Politics promotes bad manners

When we say or do things that we should not say or do, it’s bad manners. In this election season bad manners became the very norm of public life.
Caste remarks made by Congress leader CP  Joshi, a PhD holder, indicate the depths of rottenness to which politics has taken our country in a few decades' time.  (File photo | PTI)
Caste remarks made by Congress leader CP Joshi, a PhD holder, indicate the depths of rottenness to which politics has taken our country in a few decades' time. (File photo | PTI)

When we say or do things that we should not say or do, it’s bad manners. In this election season bad manners became the very norm of public life. How else can we explain an educated and experienced political leader saying that Narendra Modi, Uma Bharati and Sadhvi Ritambhara are lower caste people, and therefore know nothing about Hinduism; that Brahmins alone are learned? The comment was made by Congress leader C P Joshi, a PhD holder and professor of psychology who was Cabinet minister under Manmohan Singh. It was an indication of the depths of rottenness to which politics has taken our country in just a few decades.

We had started off well. For two brief periods, electoral democracy functioned in India with decorum and civility. The first was when Jawaharlal Nehru set the tone, beginning with the first general election in 1951. Courtesy prevailed in politics. Backroom manipulators like S K Patil in Bombay and Atulya Ghosh in Calcutta plotted and conspired, but they had to stay within the code of public decency that was mandatory in Nehru’s India.

The model of correctness in campaigning was V K Krishna Menon, a veteran of electoral politics in London, where he had contested and won. The Cold War was at its height and powerful US-led anti-communist lobbies singled out Menon as their principal target. In the fiercest battle, in which Menon faced Acharya Kripalani, editorials, speeches, leaflets and slogans vilified him in personal terms. But Menon stuck to his British-style campaigning, not even mentioning Kripalani by name, let alone attack him. His speeches were about policy, about war and the need for peace, about non-alignment, about India’s role in the world. It was political politeness at its best. Menon kept winning until 1967, when S K Patil, the unchallenged king of Bombay, introduced what was then a novelty—the argument that Menon was not a Maharashtrian. Nehru was dead. India was changing.

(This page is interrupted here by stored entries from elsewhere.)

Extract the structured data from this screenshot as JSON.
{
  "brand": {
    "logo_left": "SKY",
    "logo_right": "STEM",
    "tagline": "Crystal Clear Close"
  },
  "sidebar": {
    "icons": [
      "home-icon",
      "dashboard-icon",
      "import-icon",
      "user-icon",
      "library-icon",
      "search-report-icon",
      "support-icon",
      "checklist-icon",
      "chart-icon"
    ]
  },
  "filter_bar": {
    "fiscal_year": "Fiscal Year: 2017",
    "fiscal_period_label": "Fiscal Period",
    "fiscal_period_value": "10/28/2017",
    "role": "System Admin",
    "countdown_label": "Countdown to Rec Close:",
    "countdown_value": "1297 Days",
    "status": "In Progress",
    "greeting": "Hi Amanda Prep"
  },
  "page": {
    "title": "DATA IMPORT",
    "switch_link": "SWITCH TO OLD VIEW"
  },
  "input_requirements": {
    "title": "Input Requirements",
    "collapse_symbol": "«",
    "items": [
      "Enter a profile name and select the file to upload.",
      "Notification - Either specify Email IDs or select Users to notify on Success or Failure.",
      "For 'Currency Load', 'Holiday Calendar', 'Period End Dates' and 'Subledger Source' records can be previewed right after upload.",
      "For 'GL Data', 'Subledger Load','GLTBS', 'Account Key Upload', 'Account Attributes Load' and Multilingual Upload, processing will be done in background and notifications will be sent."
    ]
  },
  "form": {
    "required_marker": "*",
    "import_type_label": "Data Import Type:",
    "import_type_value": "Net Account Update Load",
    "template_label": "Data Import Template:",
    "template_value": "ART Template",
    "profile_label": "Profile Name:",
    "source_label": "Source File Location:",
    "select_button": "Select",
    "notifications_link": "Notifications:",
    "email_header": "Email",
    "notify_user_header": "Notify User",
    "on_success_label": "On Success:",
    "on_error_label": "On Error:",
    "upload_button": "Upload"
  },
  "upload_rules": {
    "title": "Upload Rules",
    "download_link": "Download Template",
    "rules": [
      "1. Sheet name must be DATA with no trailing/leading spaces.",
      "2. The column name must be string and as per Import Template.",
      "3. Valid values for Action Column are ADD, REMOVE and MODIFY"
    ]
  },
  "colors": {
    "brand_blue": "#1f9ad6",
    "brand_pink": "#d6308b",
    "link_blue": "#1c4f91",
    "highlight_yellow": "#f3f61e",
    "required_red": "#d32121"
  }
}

The second golden age of electoral democracy was when T N Seshan reigned as Chief Election Commissioner (1990-96). All he did was to enforce the rules, but he did it with such authority and attention to detail that the electoral exercise in India became a marvellous spectacle that the world watched with awe. It was post-Emergency India and politics had become infested with time-servers, family retainers, profiteers and plain thugs. None of them had a chance against the enforcement juggernaut of the unflinching CEC. Seshan showed what one man could do to ensure that democracy did not become a hydra-headed monster. In time Seshan retired. And the monster was set free.

Today, candidates give money openly to constituents, an illegality Seshan had stopped. The Election Commission itself was recently caught favouring the ruling party more than once. These are indications that the sense of morality that ruled politics in an earlier era is gone. Small wonder that even the language used by politicians has turned vulgar.

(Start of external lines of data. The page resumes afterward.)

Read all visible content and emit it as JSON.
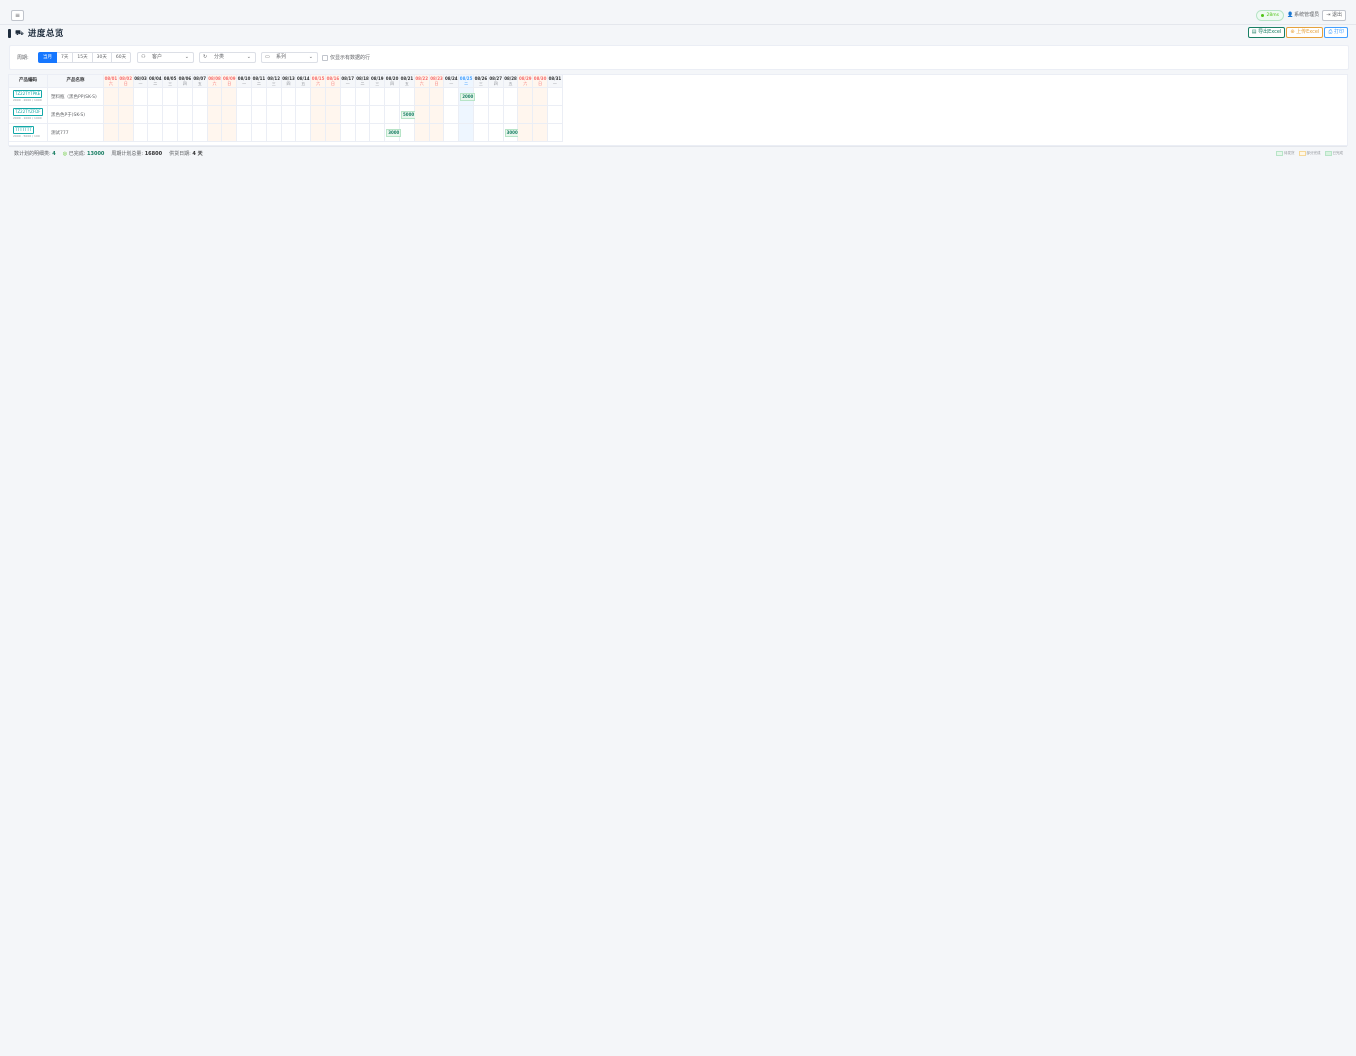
{
  "topbar": {
    "menu_icon": "≡",
    "status_pill": "28ms",
    "user_label": "系统管理员",
    "logout_label": "退出"
  },
  "page": {
    "title": "进度总览"
  },
  "actions": {
    "export_label": "导出Excel",
    "upload_label": "上传Excel",
    "print_label": "打印"
  },
  "filters": {
    "period_label": "周期:",
    "period_options": [
      {
        "label": "当月",
        "active": true
      },
      {
        "label": "7天",
        "active": false
      },
      {
        "label": "15天",
        "active": false
      },
      {
        "label": "30天",
        "active": false
      },
      {
        "label": "60天",
        "active": false
      }
    ],
    "customer_placeholder": "客户",
    "category_placeholder": "分类",
    "series_placeholder": "系列",
    "checkbox_label": "仅显示有数据的行"
  },
  "table": {
    "col_code": "产品编码",
    "col_name": "产品名称",
    "dates": [
      {
        "d": "08/01",
        "w": "六",
        "wk": true
      },
      {
        "d": "08/02",
        "w": "日",
        "wk": true
      },
      {
        "d": "08/03",
        "w": "一"
      },
      {
        "d": "08/04",
        "w": "二"
      },
      {
        "d": "08/05",
        "w": "三"
      },
      {
        "d": "08/06",
        "w": "四"
      },
      {
        "d": "08/07",
        "w": "五"
      },
      {
        "d": "08/08",
        "w": "六",
        "wk": true
      },
      {
        "d": "08/09",
        "w": "日",
        "wk": true
      },
      {
        "d": "08/10",
        "w": "一"
      },
      {
        "d": "08/11",
        "w": "二"
      },
      {
        "d": "08/12",
        "w": "三"
      },
      {
        "d": "08/13",
        "w": "四"
      },
      {
        "d": "08/14",
        "w": "五"
      },
      {
        "d": "08/15",
        "w": "六",
        "wk": true
      },
      {
        "d": "08/16",
        "w": "日",
        "wk": true
      },
      {
        "d": "08/17",
        "w": "一"
      },
      {
        "d": "08/18",
        "w": "二"
      },
      {
        "d": "08/19",
        "w": "三"
      },
      {
        "d": "08/20",
        "w": "四"
      },
      {
        "d": "08/21",
        "w": "五"
      },
      {
        "d": "08/22",
        "w": "六",
        "wk": true
      },
      {
        "d": "08/23",
        "w": "日",
        "wk": true
      },
      {
        "d": "08/24",
        "w": "一"
      },
      {
        "d": "08/25",
        "w": "二",
        "today": true
      },
      {
        "d": "08/26",
        "w": "三"
      },
      {
        "d": "08/27",
        "w": "四"
      },
      {
        "d": "08/28",
        "w": "五"
      },
      {
        "d": "08/29",
        "w": "六",
        "wk": true
      },
      {
        "d": "08/30",
        "w": "日",
        "wk": true
      },
      {
        "d": "08/31",
        "w": "一"
      }
    ],
    "rows": [
      {
        "code": "TZ22TYTPKE",
        "sub": "2000 · 2000 / 1000",
        "name": "塑料瓶（黑色PP)SK-S)",
        "cells": [
          {
            "col": 24,
            "qty": "2000"
          }
        ]
      },
      {
        "code": "TZ22TYZFDF",
        "sub": "2000 · 1000 / 1000",
        "name": "黑色色P于)SK-S)",
        "cells": [
          {
            "col": 20,
            "qty": "5000"
          }
        ]
      },
      {
        "code": "TTTTTTT",
        "sub": "2000 · 5000 / 100",
        "name": "测试777",
        "cells": [
          {
            "col": 19,
            "qty": "3000"
          },
          {
            "col": 27,
            "qty": "3000"
          }
        ]
      }
    ]
  },
  "status": {
    "total_label": "数计划的明细类:",
    "total_value": "4",
    "done_label": "已完成:",
    "done_value": "13000",
    "plan_label": "周期计划总量:",
    "plan_value": "16800",
    "delivery_label": "供货日期:",
    "delivery_value": "4 天",
    "legend": [
      {
        "label": "待发货",
        "color": "#b7e4c7",
        "bg": "#e8f6ec"
      },
      {
        "label": "部分完成",
        "color": "#f5d89a",
        "bg": "#fff7e6"
      },
      {
        "label": "已完成",
        "color": "#b7e4c7",
        "bg": "#d9f2e0"
      }
    ]
  }
}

Congress leader Kamal Nath asking Muslim leaders to ensure that 90 per cent of their people voted for his party was not vulgar; it was bluntly communal. His colleague Raj Babbar was vulgar when he referred to the fall of the rupee and said that the currency was “inching towards the age of Narendra Modi’s respected mother”. What was the point of that comparison? Bad manners for the sake of bad manners?

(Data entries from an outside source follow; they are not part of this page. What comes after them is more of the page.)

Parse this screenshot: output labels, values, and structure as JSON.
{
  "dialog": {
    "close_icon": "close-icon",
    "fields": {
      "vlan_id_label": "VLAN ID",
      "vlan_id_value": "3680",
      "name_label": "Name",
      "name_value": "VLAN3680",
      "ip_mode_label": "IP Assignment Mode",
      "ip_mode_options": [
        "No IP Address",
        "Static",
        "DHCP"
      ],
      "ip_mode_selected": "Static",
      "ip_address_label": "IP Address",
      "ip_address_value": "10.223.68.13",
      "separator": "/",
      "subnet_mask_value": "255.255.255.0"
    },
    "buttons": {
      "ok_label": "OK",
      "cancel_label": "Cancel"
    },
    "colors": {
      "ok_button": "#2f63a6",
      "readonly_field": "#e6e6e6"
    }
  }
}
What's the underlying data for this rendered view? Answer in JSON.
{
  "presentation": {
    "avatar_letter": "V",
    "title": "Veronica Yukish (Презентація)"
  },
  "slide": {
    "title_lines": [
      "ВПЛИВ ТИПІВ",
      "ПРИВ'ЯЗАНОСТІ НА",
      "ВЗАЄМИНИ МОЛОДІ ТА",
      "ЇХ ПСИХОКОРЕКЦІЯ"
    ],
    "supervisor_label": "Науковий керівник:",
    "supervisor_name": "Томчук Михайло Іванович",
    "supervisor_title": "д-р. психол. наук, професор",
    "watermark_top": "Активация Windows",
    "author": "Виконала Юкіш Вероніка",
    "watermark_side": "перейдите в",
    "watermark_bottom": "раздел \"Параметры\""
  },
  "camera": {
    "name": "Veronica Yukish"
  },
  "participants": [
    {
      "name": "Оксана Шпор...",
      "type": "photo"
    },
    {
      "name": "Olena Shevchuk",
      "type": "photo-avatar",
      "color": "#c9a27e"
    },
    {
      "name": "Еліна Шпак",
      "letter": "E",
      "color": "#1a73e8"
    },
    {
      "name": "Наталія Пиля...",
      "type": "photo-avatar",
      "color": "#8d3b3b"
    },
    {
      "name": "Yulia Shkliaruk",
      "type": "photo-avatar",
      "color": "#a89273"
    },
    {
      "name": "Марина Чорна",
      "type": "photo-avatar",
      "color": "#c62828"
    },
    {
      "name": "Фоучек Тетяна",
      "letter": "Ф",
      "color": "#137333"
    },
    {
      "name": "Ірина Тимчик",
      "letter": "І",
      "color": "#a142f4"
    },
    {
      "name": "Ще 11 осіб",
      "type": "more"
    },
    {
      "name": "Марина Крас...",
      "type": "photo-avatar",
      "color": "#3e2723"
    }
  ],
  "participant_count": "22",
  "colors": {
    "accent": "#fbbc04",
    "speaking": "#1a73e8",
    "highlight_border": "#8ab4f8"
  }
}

Giriraj Singh is known for boorishness. Choosing to be an extremist despite being a Union minister, he makes notorious statements one after another. The worst was: If Rajiv Gandhi had married a Nigerian, would the Congress have accepted her as its leader? Even the BJP was ashamed and forced him to make some kind of apology. A man so uncultured keeps issuing warnings to those who do not toe his Hindutva agenda, while poor Mani Shankar Aiyar looks doomed for describing the Prime Minister as “neech”, an unwarranted term.

Donald Trump must have been impressed by Indian politicians, hence his reckless use of bad words against people he dislikes. A woman TV presenter was called “low IQ” who was “bleeding badly from a facelift”. He called some opponents crazy, phoney and psycho—language never used by a US president before.

This kind of politics is criticised even by professional criminals. Remember Malkhan Singh, the Chambal Valley dacoit who struck terror in the region in the 1970s? He surrendered in 1982 and is leading a quiet life in his farm. He recently surveyed the political scene and said: “We were rebels, not dakus. Today’s netas are crorepatis. They are hi-tech dakus.” Truer words were never spoken.